Mrs Macklowe had filed for divorce after Mr Macklowe left him for a younger woman.
After the trial, Mr Macklowe married Patricia Landeau and hung a gigantic poster of them both on a building where Mrs Macklowe had once planned to buy an apartment.
Their art collection, once proudly displayed in their apartment covering the entire seventh floor of the Plaza Hotel, overlooking Central Park, was most coveted of all, with works by Alberto Giacometti, Jean-Michel Basquiat, Gerhard Richter and Cy Twombly.
Experts saw the Sotheby’s auction as a test of the high-end art market, which has struggled since the beginning of lockdown 19 months ago. The total value of all sales dropped by 22 per cent during 2020, according to a report by Art Basel and UBS.
“The market has felt hungry for quality, and this collection meets that hunger,” said Sotheby’s head of fine art sales Brooke Lampley.
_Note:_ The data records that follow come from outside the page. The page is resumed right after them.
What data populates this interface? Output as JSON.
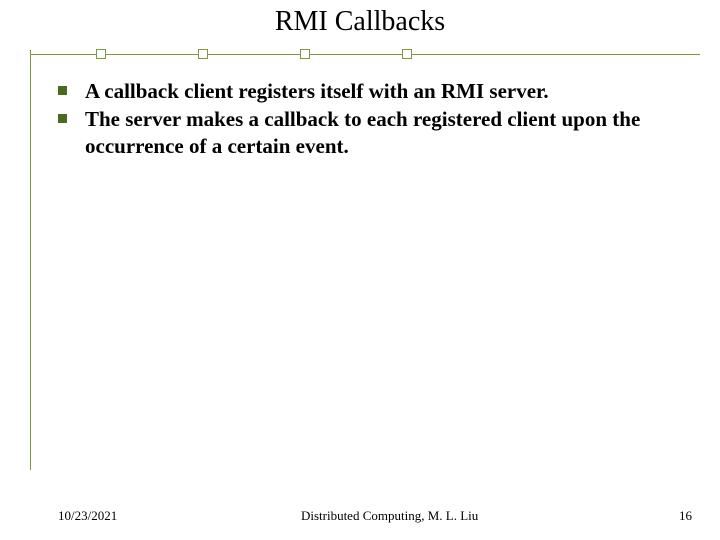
{
  "title": "RMI Callbacks",
  "bullets": [
    "A callback client registers itself with an RMI server.",
    "The server makes a callback to each registered client upon the occurrence of a certain event."
  ],
  "footer": {
    "date": "10/23/2021",
    "center": "Distributed Computing, M. L. Liu",
    "page": "16"
  },
  "colors": {
    "accent": "#7a9a3f",
    "bullet": "#4a6a1f"
  }
}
“It’s an incredibly calibrated collection, with artists represented in depth. None of the works is redundant. They come from different periods and are emblematic of a particular stage in the artist’s career. They are all masterpieces.”
The top performer was Rothko’s 1951 work No 7, an eight-foot-tall abstract painting comprising three blocks of solid orange, yellow and pink, bleeding into each other and the canvas at their edges. Having never been auctioned before, it went to an East Asian buyer for $82.5m.
Giacometti’s Le Nez, a 1947 sculpture of an alarming skeletal head and neck with a very long nose, sold for $78.4m with fees. Cryptocurrency investor Justin Sun tweeted that he was the buyer.
“There is no question that the market raised its hand tonight, not just for masterworks, but to honour the art of collecting at its highest level,” said Sotheby’s executive Mari-Claudia Jimenez.